Although the data mart approach -- using Brio or other front-end data access tools such as those from Cognos Inc. and Business Objects S.A. -- sounds attractive, it has its limitations. First, it solves only the reporting problem -- it does nothing about updates and transactions. For year 2000 purposes, it buys you only as much time as you need to function without processing new transactions, although a larger benefit in terms of better reporting transcends the year 2000 problem.

Second, setting up a data mart isn't trivial. "This is a smart tactic if you can do it, but it is really for the chosen few," says Russ Kelly, a year 2000 consultant in Seneca, S.C. Data marts, he points out, are neither inexpensive nor easy to build. If you're starting from scratch, you need to buy and install the database, data extraction and transfer tools and the front-end tool. You will have to determine if the benefits are worth diverting money and time from your primary year 2000 repair effort.

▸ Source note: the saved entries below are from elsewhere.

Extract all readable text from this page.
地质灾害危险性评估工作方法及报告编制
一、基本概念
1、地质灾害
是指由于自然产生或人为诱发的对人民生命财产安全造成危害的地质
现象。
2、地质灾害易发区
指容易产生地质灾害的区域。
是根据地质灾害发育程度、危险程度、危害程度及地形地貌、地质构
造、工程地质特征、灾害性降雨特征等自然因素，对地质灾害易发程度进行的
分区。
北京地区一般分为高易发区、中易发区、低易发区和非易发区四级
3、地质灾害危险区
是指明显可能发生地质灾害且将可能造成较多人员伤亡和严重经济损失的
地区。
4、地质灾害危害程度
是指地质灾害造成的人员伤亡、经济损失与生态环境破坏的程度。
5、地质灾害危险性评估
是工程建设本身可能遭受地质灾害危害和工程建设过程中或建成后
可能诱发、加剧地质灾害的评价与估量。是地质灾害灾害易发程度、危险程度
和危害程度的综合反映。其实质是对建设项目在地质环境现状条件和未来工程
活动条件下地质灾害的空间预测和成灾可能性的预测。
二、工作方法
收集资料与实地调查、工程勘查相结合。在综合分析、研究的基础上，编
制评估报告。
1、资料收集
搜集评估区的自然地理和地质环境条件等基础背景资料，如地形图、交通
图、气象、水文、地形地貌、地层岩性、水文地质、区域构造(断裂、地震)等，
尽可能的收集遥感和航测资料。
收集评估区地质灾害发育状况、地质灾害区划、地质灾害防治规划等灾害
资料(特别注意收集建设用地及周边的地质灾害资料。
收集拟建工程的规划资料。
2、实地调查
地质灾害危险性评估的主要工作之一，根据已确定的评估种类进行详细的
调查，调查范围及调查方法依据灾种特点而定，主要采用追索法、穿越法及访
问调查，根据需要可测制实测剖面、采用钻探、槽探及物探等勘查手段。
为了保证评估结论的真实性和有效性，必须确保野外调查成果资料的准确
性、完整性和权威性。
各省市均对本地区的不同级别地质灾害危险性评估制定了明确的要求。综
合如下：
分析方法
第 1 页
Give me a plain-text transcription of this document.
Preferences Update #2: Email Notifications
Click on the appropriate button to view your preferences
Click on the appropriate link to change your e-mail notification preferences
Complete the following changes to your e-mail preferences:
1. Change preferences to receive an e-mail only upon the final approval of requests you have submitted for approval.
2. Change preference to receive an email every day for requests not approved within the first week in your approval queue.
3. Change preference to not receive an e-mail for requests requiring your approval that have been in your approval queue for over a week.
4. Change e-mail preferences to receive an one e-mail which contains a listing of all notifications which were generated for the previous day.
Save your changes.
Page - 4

With year 2000-compliant PCs available for less than $1,000, it makes sense to replace problem PCs. However, "we have clients with older PCs that they just can't replace due to the cost involved," says Jason Mitchell, a senior systems engineer at Kiefer Confanti and Co., an accounting and consulting firm in St. Louis.

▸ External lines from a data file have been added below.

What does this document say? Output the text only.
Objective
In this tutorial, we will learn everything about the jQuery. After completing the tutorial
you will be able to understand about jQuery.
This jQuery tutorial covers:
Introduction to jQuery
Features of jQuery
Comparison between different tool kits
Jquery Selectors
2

To solve the problem of old PCs, Mitchell recommends PCFix 2000 from The About Time Group in Atlanta. Once installed, the tool masks any year 2000 problems with the hardware and BIOS every time the machine is booted.

Memory Hogs

There are numerous tools that fix PCs by masking year 2000 problems in the hardware or BIOS, but many of the tools are based on terminate-andstay -resident (TSR) programs and thus consume memory, which is in short supply on the older PCs most likely to need this type of fix.

PCFix 2000, Mitchell reports, doesn't consume system resources the way TSR-based fixes do. Mitchell says the network-downloadable PCFix allowed him to make a 30-user LAN year 2000-compliant in two hours. The tool doesn't do anything with PC applications or data that may suffer year 2000 glitches and isn't recommended as a long-term solution. "But when you're under budget and time constraints, it really works," Mitchell says.

There also are desktop utilities that fix PCs, but they typically have to be implemented one PC at a time. If you're looking at a few thousand -- or even a few hundred -- legacy PCs in need of a fix, you have a lot of work to do in the short time ahead.